郑禹胜走过来,轻轻把她额前的发丝拨到耳后,什么都没说,却把目光深深地落在她身上,像是想把她完整刻进眼底。
她抬头看他,眼神里闪过一丝慌乱,嘴角弯起一抹笑。
“看什么啊?”她轻声问。
“看你。”他答,简短却真切。
拍摄的安排就那些,拍完差不多天黑,确定今天的内容都可以,不需要保一条后,在天完全黑下来的时候,两人一起坐公交车回屋塔房。
车里的人很少,灯光昏黄,窗外是被雨水洗过的城市,路灯在湿滑的路面上拉出细长的影子,街边便利店、夜摊、来来往往的行人,一切都显得柔软而陌生。

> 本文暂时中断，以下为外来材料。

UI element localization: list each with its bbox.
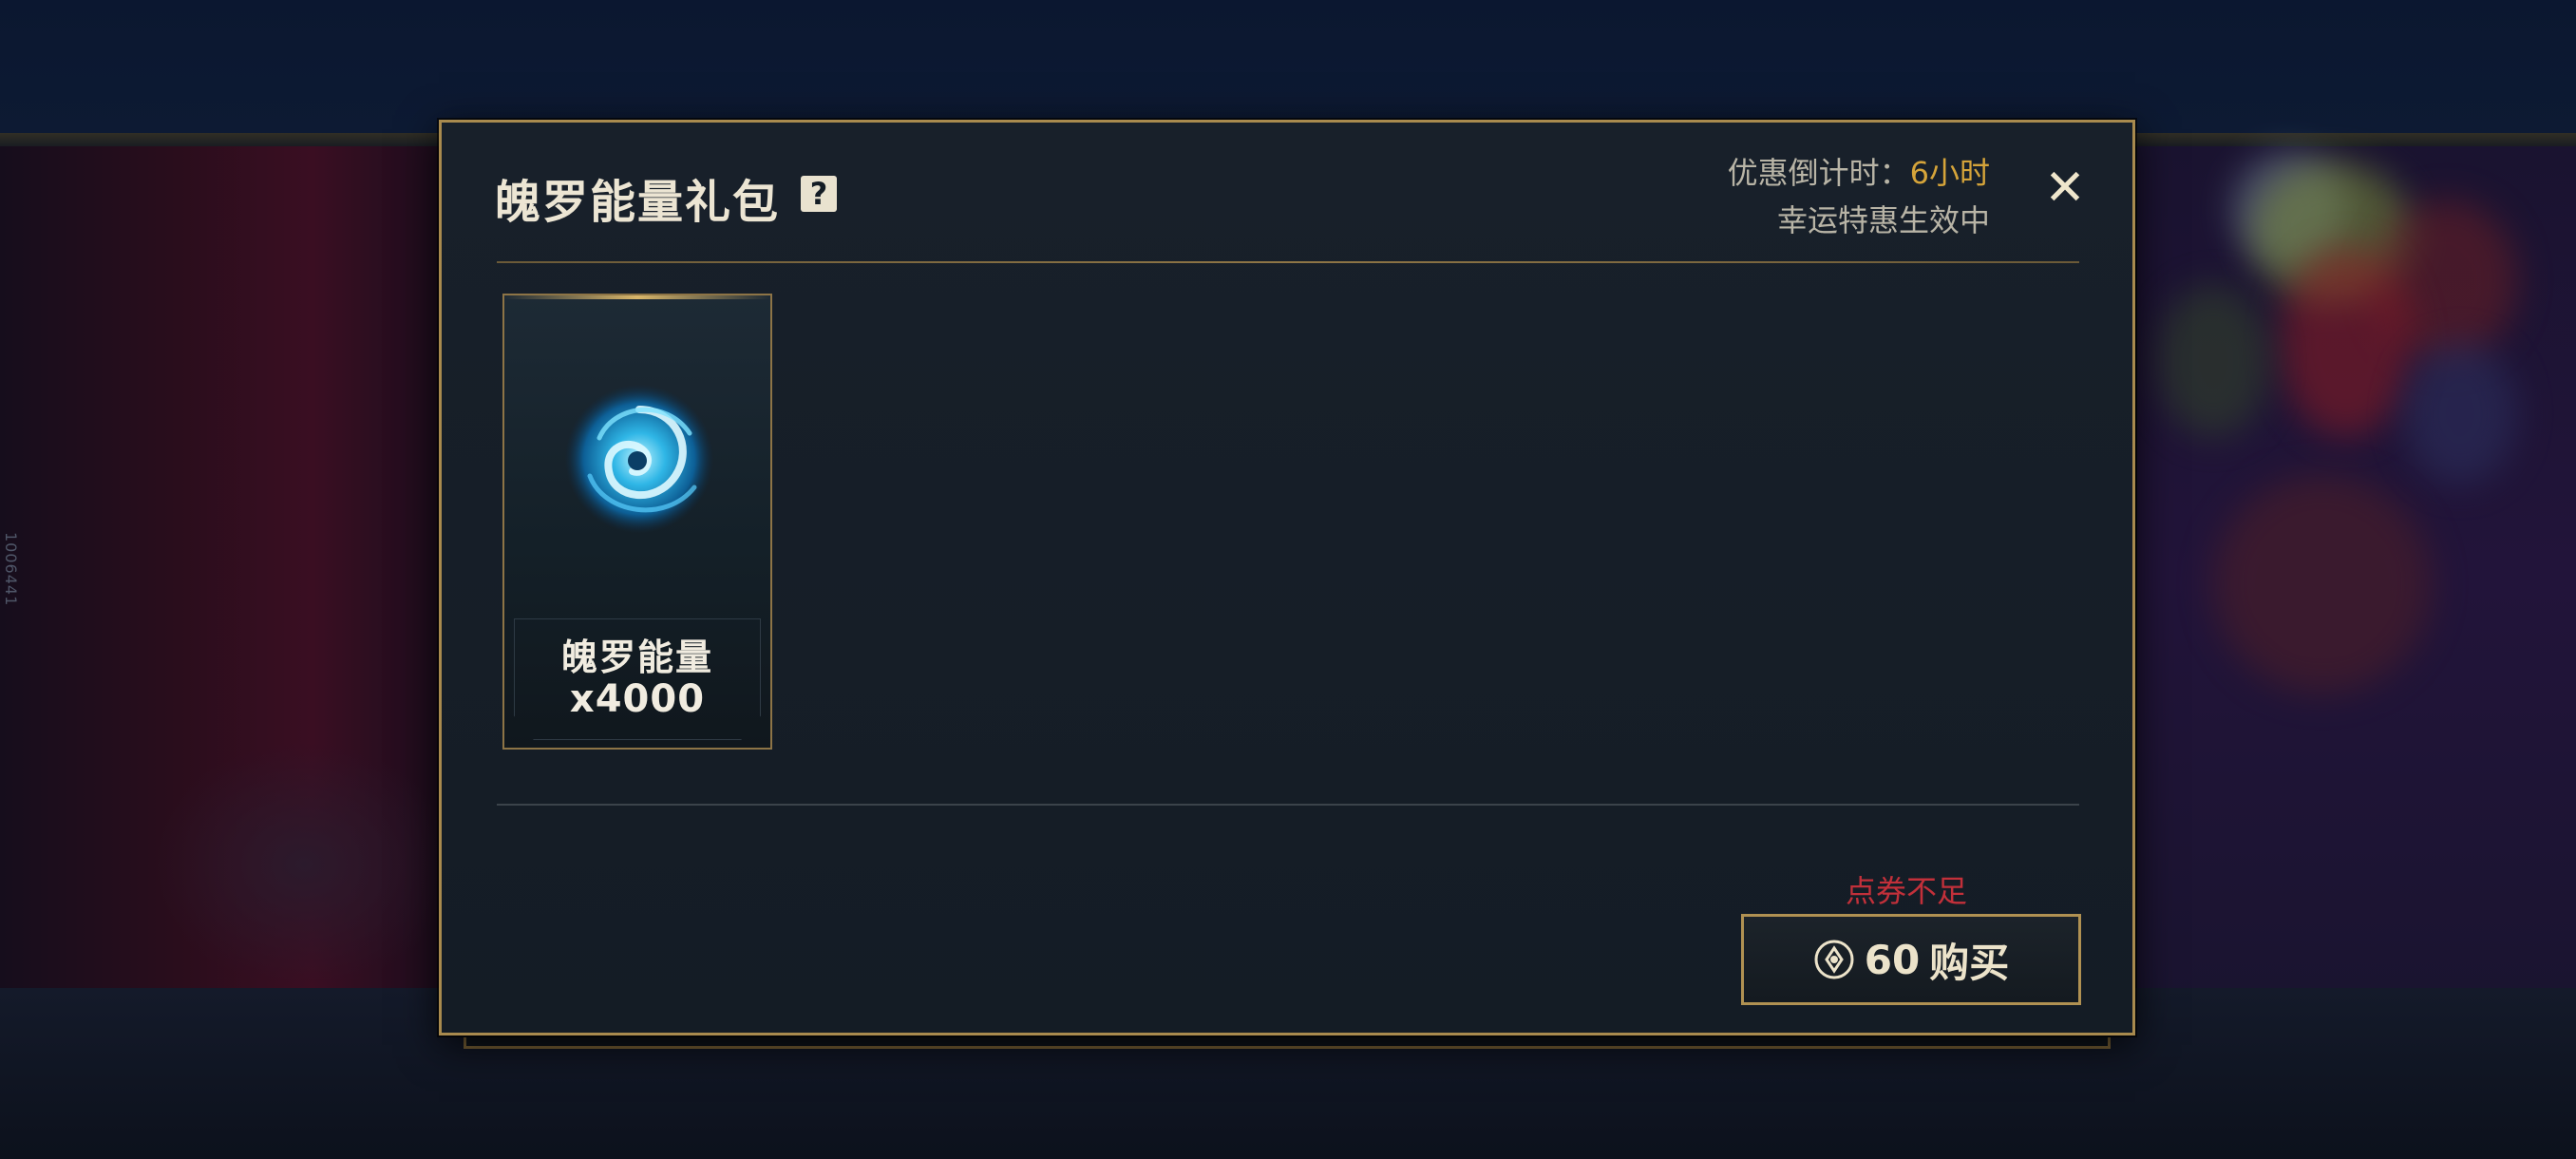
item-card-poro-energy[interactable]: 魄罗能量 x4000 <box>502 294 772 750</box>
side-id-text: 1006441 <box>2 532 20 607</box>
background-glow <box>152 741 456 988</box>
item-quantity: x4000 <box>569 677 706 721</box>
gift-pack-dialog: 魄罗能量礼包 ? 优惠倒计时：6小时 幸运特惠生效中 ✕ 魄罗能量 x4000 <box>439 120 2135 1036</box>
coupon-coin-icon <box>1814 940 1854 979</box>
promo-countdown: 优惠倒计时：6小时 幸运特惠生效中 <box>1728 149 1990 244</box>
item-name: 魄罗能量 <box>560 636 713 678</box>
price-value: 60 <box>1864 936 1921 983</box>
dialog-title: 魄罗能量礼包 <box>495 176 781 229</box>
balloon-decoration <box>2280 247 2413 437</box>
poro-energy-swirl-icon <box>565 385 713 533</box>
promo-status: 幸运特惠生效中 <box>1776 202 1990 238</box>
question-mark-icon[interactable]: ? <box>801 176 837 212</box>
balloon-decoration <box>2156 285 2270 437</box>
header-divider <box>497 261 2079 263</box>
buy-button[interactable]: 60 购买 <box>1741 914 2081 1005</box>
content-divider <box>497 804 2079 806</box>
balloon-decoration <box>2213 475 2432 694</box>
countdown-value: 6小时 <box>1909 155 1990 191</box>
dialog-underlay <box>464 1037 2111 1049</box>
buy-label: 购买 <box>1929 939 2010 986</box>
countdown-label: 优惠倒计时： <box>1727 155 1910 191</box>
background-top-bar <box>0 0 2576 133</box>
close-icon[interactable]: ✕ <box>2041 163 2089 213</box>
balloon-decoration <box>2403 342 2517 484</box>
insufficient-coupons-warning: 点券不足 <box>1846 873 1968 909</box>
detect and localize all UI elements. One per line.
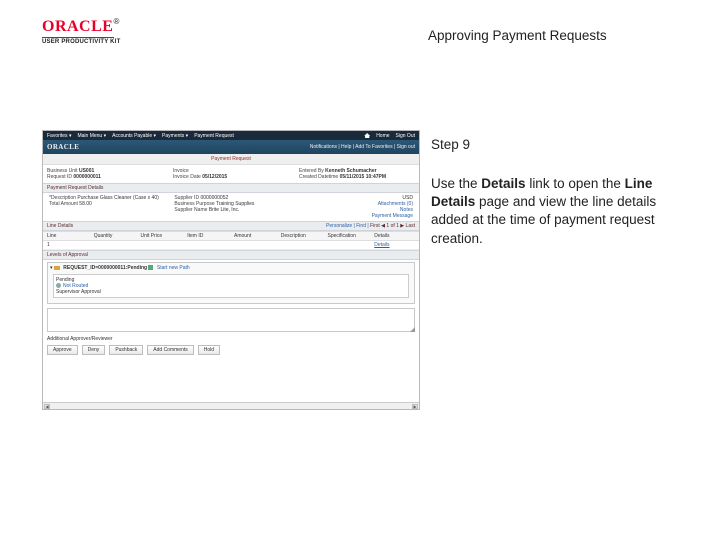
hold-button[interactable]: Hold (198, 345, 220, 355)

谢安琪靠在窗边,脸贴着微凉的玻璃,看着窗外不断后退的景色。
“我小时候经常坐公交,喜欢坐最后一排。”谢安琪忽然开口,声音轻柔。
“为什么?”他问,侧头看她。
“因为最后一排可以看见所有人,感觉很安全。”谢安琪说完,转头看他,眼底有一点笑意,却被泪光轻轻覆住。
郑禹胜没有说话,只是抬手,慢慢握住她放在座椅上的手。
她低头,看着两只手紧紧贴在一起,指尖缓缓收紧,最后抬头,对他笑了。
公交车开到汉江过桥路段时,窗外一片黑漆漆的水面,只余远处零散的船灯。
谢安琪眼神微动,轻轻开口:“以后,我们也可以坐船,从一头漂到另一头,什么都不想,只看水。”
“好。”他答,声音很低。
“还有……想和你一起去看一场夏夜的露天电影,吃爆米花,躺在草地上。”她一条条说,像在默背一张私密的清单。
“都做。”他说。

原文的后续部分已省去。